Foto: NASA / Canaltech

Ao estudar a atmosfera de Vênus e os processos nela, os cientistas podem compreender também o que torna a Terra e este mundo tão diferentes. Uma das formas de fazer isso é estudar o oxigênio atômico, formado por átomos de oxigênio únicos — ao contrário do oxigênio molecular (aquele que respiramos), formado por dois átomos de oxigênio ligados.

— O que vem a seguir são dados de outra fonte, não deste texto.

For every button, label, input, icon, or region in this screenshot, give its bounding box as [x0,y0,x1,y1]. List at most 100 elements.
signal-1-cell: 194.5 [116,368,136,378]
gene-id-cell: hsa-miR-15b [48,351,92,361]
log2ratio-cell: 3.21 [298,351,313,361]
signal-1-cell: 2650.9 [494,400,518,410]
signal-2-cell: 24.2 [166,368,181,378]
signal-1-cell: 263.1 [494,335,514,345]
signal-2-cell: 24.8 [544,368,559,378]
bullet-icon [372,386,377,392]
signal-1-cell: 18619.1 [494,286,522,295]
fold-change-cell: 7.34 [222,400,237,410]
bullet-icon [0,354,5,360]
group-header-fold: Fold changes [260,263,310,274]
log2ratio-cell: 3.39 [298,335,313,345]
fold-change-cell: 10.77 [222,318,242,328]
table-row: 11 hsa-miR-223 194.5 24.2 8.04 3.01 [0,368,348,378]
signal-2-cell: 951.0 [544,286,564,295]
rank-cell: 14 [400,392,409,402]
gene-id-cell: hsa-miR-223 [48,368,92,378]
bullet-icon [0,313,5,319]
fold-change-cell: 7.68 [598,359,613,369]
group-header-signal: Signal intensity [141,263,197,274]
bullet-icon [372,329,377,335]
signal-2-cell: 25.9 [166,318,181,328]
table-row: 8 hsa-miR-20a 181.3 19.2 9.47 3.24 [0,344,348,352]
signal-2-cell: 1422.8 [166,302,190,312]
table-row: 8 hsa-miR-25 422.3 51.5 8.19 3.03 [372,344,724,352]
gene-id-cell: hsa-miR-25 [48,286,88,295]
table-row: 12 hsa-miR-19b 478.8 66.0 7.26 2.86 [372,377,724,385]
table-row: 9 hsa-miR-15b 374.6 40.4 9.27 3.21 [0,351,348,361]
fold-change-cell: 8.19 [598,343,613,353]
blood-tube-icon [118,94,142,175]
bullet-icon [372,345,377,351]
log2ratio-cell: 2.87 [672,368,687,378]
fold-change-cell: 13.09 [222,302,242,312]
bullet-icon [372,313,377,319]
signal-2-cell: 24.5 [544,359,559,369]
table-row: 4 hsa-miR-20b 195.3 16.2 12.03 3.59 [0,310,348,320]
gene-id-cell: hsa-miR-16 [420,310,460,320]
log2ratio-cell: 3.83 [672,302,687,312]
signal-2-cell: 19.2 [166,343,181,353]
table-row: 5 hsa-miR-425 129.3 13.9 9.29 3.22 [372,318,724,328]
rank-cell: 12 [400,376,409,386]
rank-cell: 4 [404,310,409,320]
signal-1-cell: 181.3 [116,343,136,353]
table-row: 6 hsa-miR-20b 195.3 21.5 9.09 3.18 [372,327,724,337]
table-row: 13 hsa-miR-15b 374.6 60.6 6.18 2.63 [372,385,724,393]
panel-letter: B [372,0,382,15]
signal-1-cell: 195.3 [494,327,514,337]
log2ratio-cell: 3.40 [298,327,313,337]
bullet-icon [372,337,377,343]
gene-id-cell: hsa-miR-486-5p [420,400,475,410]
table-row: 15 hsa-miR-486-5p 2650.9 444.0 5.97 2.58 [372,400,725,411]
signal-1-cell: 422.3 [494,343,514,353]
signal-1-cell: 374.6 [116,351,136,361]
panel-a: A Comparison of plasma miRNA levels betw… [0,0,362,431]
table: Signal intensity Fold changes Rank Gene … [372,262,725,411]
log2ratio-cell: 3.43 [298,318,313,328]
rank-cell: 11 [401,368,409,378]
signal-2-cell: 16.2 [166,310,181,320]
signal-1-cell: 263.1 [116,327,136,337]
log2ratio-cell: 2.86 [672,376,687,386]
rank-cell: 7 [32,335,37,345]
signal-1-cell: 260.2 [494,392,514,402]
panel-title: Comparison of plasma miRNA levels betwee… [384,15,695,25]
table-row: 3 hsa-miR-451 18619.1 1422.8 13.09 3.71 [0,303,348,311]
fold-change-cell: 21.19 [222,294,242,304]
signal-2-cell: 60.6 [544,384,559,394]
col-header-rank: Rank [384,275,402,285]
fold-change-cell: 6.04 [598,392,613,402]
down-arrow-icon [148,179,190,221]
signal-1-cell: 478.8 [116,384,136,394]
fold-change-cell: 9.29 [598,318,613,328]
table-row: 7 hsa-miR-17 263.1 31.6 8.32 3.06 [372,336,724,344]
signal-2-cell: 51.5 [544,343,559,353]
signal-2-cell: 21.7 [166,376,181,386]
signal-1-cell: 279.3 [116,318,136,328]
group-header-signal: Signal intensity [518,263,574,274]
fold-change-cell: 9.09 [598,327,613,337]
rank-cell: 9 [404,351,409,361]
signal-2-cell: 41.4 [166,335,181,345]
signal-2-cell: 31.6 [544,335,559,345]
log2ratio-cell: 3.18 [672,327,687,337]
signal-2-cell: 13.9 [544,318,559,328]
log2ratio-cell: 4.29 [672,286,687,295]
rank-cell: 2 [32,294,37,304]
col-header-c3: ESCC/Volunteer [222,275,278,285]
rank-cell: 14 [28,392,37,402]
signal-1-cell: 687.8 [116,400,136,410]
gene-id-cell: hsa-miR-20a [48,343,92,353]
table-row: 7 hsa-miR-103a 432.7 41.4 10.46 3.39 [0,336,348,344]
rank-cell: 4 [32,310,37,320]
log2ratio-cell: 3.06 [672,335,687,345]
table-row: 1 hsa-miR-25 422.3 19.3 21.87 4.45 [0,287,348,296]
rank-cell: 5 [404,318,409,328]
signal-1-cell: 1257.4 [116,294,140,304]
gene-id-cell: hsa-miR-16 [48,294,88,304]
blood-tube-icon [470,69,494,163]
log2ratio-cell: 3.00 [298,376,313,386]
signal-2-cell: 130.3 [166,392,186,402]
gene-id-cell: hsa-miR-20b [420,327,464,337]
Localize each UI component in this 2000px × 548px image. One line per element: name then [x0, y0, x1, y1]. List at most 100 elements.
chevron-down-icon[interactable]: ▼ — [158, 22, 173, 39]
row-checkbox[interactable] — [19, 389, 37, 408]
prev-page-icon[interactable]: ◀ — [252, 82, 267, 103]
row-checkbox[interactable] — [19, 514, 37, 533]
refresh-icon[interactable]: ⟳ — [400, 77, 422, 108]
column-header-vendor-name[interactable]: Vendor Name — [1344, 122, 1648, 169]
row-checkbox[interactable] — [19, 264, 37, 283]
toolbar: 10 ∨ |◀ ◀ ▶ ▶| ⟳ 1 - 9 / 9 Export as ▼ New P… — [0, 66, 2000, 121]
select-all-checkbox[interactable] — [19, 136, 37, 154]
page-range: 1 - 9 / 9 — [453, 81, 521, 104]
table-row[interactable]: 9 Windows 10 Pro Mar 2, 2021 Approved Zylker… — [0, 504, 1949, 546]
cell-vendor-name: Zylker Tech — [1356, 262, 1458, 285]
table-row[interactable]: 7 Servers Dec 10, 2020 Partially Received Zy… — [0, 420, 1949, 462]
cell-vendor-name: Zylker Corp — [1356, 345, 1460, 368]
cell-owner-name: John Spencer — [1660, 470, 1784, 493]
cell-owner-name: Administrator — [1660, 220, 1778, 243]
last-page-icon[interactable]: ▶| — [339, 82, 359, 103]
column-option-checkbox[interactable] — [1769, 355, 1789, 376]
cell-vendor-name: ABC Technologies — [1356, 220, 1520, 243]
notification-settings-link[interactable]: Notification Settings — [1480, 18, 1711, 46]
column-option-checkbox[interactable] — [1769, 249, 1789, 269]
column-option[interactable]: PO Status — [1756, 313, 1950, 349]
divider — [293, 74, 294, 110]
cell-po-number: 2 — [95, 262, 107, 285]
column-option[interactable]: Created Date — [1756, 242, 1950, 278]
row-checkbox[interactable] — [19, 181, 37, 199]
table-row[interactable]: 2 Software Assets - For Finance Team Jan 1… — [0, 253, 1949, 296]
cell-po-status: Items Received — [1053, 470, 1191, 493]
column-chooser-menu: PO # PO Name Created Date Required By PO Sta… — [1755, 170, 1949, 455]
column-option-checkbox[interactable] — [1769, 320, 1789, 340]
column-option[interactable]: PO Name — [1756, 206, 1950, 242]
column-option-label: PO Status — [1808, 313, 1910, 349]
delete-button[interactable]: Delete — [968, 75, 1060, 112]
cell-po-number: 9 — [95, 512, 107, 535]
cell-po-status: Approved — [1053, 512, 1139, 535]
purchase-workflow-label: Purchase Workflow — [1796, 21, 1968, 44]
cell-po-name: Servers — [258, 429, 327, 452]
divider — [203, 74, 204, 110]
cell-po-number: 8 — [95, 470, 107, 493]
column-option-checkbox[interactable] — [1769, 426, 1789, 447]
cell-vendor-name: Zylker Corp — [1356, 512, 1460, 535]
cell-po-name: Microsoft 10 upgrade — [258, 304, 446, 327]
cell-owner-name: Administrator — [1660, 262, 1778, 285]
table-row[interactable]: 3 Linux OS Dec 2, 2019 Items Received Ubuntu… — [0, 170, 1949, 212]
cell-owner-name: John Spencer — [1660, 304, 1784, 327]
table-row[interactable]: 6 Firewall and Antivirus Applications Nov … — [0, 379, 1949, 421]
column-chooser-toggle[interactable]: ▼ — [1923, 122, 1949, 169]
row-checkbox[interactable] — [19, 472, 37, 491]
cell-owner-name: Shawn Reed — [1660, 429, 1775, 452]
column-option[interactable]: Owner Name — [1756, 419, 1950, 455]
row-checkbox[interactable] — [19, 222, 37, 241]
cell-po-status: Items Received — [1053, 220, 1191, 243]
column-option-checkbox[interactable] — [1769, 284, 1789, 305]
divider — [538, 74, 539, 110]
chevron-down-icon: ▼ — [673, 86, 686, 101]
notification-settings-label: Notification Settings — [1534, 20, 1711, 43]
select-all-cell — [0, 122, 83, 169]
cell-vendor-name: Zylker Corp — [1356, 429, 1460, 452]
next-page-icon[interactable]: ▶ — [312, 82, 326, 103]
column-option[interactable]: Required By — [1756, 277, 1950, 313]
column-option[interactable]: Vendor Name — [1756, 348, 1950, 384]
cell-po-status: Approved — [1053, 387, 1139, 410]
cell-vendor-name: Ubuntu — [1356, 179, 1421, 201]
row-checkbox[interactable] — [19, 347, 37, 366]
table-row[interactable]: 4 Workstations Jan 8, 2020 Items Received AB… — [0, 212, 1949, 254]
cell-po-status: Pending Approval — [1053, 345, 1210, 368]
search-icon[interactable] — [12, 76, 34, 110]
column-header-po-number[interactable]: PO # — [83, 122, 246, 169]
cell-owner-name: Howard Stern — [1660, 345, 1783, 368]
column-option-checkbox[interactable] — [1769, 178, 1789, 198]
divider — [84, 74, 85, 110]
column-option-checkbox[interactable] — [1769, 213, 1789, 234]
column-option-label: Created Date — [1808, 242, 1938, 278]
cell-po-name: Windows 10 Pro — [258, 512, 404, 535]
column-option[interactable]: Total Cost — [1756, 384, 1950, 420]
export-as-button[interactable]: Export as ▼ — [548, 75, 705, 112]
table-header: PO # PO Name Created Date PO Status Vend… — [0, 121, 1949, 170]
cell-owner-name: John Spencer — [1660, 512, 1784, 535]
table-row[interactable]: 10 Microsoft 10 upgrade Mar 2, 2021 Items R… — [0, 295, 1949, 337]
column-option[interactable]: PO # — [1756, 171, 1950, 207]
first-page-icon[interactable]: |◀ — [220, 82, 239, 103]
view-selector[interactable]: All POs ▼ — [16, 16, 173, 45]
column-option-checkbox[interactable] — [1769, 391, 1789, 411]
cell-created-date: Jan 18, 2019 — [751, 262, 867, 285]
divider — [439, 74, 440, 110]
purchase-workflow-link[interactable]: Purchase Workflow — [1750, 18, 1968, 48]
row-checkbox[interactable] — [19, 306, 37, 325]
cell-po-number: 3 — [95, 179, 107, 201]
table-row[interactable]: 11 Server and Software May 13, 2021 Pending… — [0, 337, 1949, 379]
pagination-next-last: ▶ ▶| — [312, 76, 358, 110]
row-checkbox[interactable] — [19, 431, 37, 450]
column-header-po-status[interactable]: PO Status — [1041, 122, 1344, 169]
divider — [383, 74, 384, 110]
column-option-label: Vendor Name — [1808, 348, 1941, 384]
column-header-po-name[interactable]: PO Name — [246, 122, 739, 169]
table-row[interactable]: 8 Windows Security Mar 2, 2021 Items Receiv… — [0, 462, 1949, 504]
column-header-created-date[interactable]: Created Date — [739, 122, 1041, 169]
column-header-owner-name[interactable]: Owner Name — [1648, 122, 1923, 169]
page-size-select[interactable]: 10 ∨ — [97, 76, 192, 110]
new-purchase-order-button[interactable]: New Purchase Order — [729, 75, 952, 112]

O oxigênio atômico está presente na atmosfera de Vênus (Imagem: Reprodução/JAXA/ISAS/DARTS/Kevin M. Gill)
O oxigênio atômico está presente na atmosfera de Vênus (Imagem: Reprodução/JAXA/ISAS/DARTS/Kevin M. Gill)
Foto: Canaltech

Na Terra, o oxigênio atômico é frequente a altas altitudes porque a luz solar separa o oxigênio atmosférico. Parece que um processo semelhante acontece em Vênus: a atmosfera venusiana tem grandes quantidades de dióxido de carbono que, com a luz solar, se separa em oxigênio atômico e monóxido de carbono.

Quando estes átomos seguem ao lado noturno de Vênus, eles se recombinam e formam dióxido de carbono. Os cientistas já sabiam que o oxigênio atômico fazia parte do processo, mas até então, nunca o detectaram no lado diurno do planeta. Isso mudou quando o físico Heinz-Wilhelm Hübers e seus colegas analisaram dados coletados pelo observatório SOFIA (sigla de Stratospheric Observatory for Infrared Astronomy).

Ele era um observatório instalado em um avião que voava sobre a atmosfera da Terra. Durante suas operações, o SOFIA coletou dados do lado diurno e noturno de Vênus e do seu terminador, a linha que divide ambos. Nas 17 localizações estudadas, havia oxigênio atômico cuja concentração chegava aos maiores níveis a cerca de 100 quilômetros de altitude.

Os autores observam que a altitude corresponde àquela onde há dois grandes padrões de circulação atmosférica em Vênus. Um deles é um fluxo de rotação 70 km abaixo, que tem movimento contrário àquele do planeta sobre seu próprio eixo. O outro é um fluxo na atmosfera superior, observado acima dos 120 km de altitude.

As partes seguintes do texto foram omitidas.